La symbolique, pas plus que les croyances populaires, ne font de différence entre le lièvre et le lapin. Pour certaines civilisations anciennes, le lièvre était un « animal de la lune » car les taches sombres que l’on peut voir sur le disque lunaire ressemblent à un lièvre en pleine course.

Encyclopédie des symboles (sous la direction de Michel Cazenave, La Pochothèque,1996)


auteur-éditeur : www.remy-leboissetier.fr

vendredi 1 août 2014

Katy Rémy : La femme des petites provinces, opus 2 [ Contre-Pied, 2014 ]

De la femme des petites provinces, nous n'aurons aucune description, elle n'a même pas de biographie. Nous voilà bien renseignés ! C'est donc sans histoire que nous sommes conviés à suivre ses traces au cours de ses menus voyages. Il n'existe pas de diminutif, à ma connaissance, pour dire un petit voyage. Excursion, incursion seraient des termes à la fois trop vagues et connotés, par trop ampoulés... Elle rassemble ici ses notes prises sur le vif auxquelles elle nous fait témoin, ou plutôt tente d'assembler cette matière vivante et disparate, avec toujours ce vieux rêve d'une pensée qui s'écrirait sans (trop) y penser, de manière aussi évidente que la « pommalité » de la pomme, par exemple. Atteindre cette "pommalité" n'est pas chose facile (Henri Michaux, par le biais de Plume, s'y est essayé), mais ce n'est pas tant le cœur de la pomme qui l'intéresse, plutôt ce qui y gravite, autour du cadran des heures. Ne dit-elle pas quelque part, en vraie chasseuse atmosphérique, que l'héroïsme serait "une vue intérieure et verticale qui prend en compte le temps dans tous ses états" ? À n'en pas douter, Katy Rémy possède une voix particulière, et pas seulement une vue intérieure portée par ses qualités d'observation de la faune extérieure. Il serait enfin temps de le remarquer.
Précisons également que La femme des petites provinces est un vaste chantier d'écriture, dont on aimerait saisir un jour la totalité des tonalités, qui ne nous parvient pour l'heure que morcelée. Quoiqu'il en soit des circonstances, votre lièvre précieux attend patiemment le prochain opus, regardant au loin, vers l'oppidum de Cemenelum, d'un air détaché (selon les pointillés).

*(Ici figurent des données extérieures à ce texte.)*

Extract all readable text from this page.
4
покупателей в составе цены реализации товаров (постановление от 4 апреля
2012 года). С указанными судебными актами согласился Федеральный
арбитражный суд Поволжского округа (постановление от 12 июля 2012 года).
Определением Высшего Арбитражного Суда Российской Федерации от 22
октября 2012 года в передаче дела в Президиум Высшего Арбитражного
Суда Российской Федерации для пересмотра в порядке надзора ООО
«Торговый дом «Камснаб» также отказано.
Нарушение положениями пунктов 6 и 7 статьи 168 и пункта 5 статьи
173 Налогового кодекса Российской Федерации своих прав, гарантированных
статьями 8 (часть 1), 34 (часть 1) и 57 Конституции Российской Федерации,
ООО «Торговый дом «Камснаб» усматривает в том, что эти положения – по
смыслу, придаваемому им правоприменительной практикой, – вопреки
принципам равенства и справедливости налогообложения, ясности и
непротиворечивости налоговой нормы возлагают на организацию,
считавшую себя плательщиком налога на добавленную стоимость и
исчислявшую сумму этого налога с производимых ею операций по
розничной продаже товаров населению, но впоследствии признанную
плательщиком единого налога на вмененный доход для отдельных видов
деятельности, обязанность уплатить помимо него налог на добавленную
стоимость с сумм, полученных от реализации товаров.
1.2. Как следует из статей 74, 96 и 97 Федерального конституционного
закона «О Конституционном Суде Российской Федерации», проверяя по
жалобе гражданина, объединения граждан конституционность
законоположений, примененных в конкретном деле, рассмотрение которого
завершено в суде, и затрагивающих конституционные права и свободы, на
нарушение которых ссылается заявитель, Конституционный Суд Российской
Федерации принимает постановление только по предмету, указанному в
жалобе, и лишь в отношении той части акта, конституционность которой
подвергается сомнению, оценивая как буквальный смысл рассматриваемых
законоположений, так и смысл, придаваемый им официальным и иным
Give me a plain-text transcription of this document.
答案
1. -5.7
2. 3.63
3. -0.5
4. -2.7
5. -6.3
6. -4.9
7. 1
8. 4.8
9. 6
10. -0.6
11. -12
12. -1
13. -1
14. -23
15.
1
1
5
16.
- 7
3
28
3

En attendant, avec la bienveillance de l'auteur(e) et de l'éditeur, voilà un extrait :

"À jamais s'impose à elle, assise là, dans un bar à marins du vieux port, l'image de ce pauvre Robinson au dos écorché.

Ce qu'elle note pourtant, c'est le lapin suspendu à la porte de la grange, sec et racorni, sa forme pleine de sang sur la table, image fétide. Le plein et le délié. On ne peut même plus prononcer le mot écorchure en soignant un enfant, car c'est sa peau duveteuse qui s'accroche au cœur. On voudrait dire et on ne le peut pas. La plaie est plus facile à mentionner : elle est biblique et tient dans le langage sentimental une telle place. Pour l'écorchure, il faut faire intervenir l'écorcheur, le bourreau. Afin de permettre à ce mot d'échapper au désastre, on a précisé "écorché vif". Et alors, l'écorché mort, c'est le lapin ? Mais qui a testé son cœur et son âme ? Qui sait quoi que ce soit de cet état de mort qui puisse laisser entendre que l'on peut être écorché mort ?

Il y avait une comptine quand elle était enfant :
L'écorché, le lapin, le mort
Peau sèche, racornie, pendue
Etc.

Complétons-la donc :
Peau de l'écorché
racornie
le visage luisant
la renie

Et pour rire :
Et ses pieds que j'entoure
de papier d'argent pour
le cuire farci

Important : ce qui reste du lapin, et ce qui disparaît, c'est l'emblème, les oreilles, forme de fourrure que nous ne mangerons jamais."

De la même (h)auteur(e), signalons aussi la publication quasi-simultanée de "Journellement" dans la collection Courts Circuits des éditions Plaine Page.